Opiate receptors are a type of protein found in the brain, spinal cord and gastrointestinal tract. Opiates activate receptors once they reach the brain. They produce effects that directly correlate with the area of the brain involved. Opiates facilitate pain relief and stimulate the pleasure centers in the brain that signal reward. When a person injects, sniffs or orally ingests heroin or morphine, the drugs travel quickly through the bloodstream to the brain.
Once heroin gets to the brain, it converts rapidly to morphine, which activates the receptors. In the reward system, the drugs activate these areas of the brain: ventral tegmental area (VTA), cerebral cortex and nucleus accumbens. Research shows that stimulation of the opiate receptors by heroin, morphine and other opiates results in feelings of reward. It also activates pleasure circuits by causing a larger amount of dopamine to be released in the nucleus accumbens. This causes a rush, or intense feelings of euphoria, which subside quickly and are followed by relaxation and contentment. The calm typically lasts a few hours. Excessive release of dopamine and activation of the reward system can lead to addiction.
Types of Opiate Receptors
The four major subgroups of opiate receptors are delta, kappa, mu and Nociceptin, and each is involved in controlling different functions of the brain. As an example, opiates and endorphins block pain signals by binding to the mu receptor site. The delta receptor in the brain is involved in pain relief, antidepressant effects and physical dependence. Kappa receptors in the brain and spinal cord are linked with sedation, spinal analgesia and pupil constriction.
The functions of the mu receptors in the brain and spinal cord are physical dependence, respiratory depression, euphoria, pupil constriction and supraspinal analgesia. Nociceptin receptors in the brain and spinal cord are involved with appetite, depression, anxiety and the development of tolerance to mu agonists.
Opiates and Addiction
Research involving opiate drugs and opiate receptors is a high priority because of problems associated with them. Because of the euphoric state associated with opiates, they are a class of drug often misused and abused. They can also be highly addicting. In particular, prescription opiates can be problematic because they can be obtained legally from a doctor.
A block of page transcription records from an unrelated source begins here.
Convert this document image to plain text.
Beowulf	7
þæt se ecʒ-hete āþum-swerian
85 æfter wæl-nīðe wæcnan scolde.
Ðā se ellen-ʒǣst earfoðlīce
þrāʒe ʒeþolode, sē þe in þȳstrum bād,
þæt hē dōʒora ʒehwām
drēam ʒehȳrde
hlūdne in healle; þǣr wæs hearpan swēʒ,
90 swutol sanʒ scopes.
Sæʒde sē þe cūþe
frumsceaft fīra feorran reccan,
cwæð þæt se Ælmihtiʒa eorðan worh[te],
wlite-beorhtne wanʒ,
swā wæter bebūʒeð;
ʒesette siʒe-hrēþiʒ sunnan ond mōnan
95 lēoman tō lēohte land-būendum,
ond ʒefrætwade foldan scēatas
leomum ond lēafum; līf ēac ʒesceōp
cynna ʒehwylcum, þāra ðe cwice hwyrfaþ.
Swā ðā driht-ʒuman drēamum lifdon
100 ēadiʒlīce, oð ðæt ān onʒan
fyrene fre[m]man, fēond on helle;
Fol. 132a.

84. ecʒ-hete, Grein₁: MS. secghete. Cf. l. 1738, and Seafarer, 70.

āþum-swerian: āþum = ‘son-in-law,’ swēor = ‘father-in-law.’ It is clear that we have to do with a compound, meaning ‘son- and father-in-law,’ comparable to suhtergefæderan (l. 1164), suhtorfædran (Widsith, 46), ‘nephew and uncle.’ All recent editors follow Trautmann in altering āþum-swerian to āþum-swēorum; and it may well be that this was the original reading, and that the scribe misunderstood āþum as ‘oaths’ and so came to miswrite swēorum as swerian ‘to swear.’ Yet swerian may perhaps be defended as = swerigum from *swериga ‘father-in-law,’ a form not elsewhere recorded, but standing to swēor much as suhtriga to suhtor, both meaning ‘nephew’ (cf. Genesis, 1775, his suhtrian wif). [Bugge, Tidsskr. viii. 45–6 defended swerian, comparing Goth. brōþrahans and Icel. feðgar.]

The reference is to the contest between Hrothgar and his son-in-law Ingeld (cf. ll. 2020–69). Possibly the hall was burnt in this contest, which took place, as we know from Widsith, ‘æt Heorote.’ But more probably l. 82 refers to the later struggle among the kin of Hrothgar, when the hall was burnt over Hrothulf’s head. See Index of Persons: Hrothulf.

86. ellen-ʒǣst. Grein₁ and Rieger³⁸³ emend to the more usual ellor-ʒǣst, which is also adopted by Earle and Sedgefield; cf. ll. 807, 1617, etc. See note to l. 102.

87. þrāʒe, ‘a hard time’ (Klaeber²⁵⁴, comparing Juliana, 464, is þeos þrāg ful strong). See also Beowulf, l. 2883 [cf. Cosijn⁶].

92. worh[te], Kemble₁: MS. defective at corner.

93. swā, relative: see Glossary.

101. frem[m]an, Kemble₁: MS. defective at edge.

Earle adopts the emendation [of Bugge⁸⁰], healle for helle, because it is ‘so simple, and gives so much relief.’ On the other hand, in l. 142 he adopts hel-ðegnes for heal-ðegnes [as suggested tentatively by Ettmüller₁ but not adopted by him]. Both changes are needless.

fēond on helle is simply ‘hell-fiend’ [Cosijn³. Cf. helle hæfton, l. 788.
The availability of opiate painkillers – through prescription and sale on the black market – has resulted in unforeseen cases of dependence. Natural opiates are contained in the resin of the opium poppy plant and include morphine and codeine. Semi-synthetic opiates are created from natural opioids and include buprenorphine, hydrocodone, oxycodone, hydromorphone and oxymorphone. Fully synthetic opioids include Fentanyl, Tramadol and Methadone.
Endogenous opioid peptides are produced naturally by the body and include endorphins and dynorphins. Once the body’s opioid receptors have been desensitized because of prolonged use, users can build up a tolerance and require a higher dose to achieve the same effect. Physical and/or psychological addiction can occur with regular use.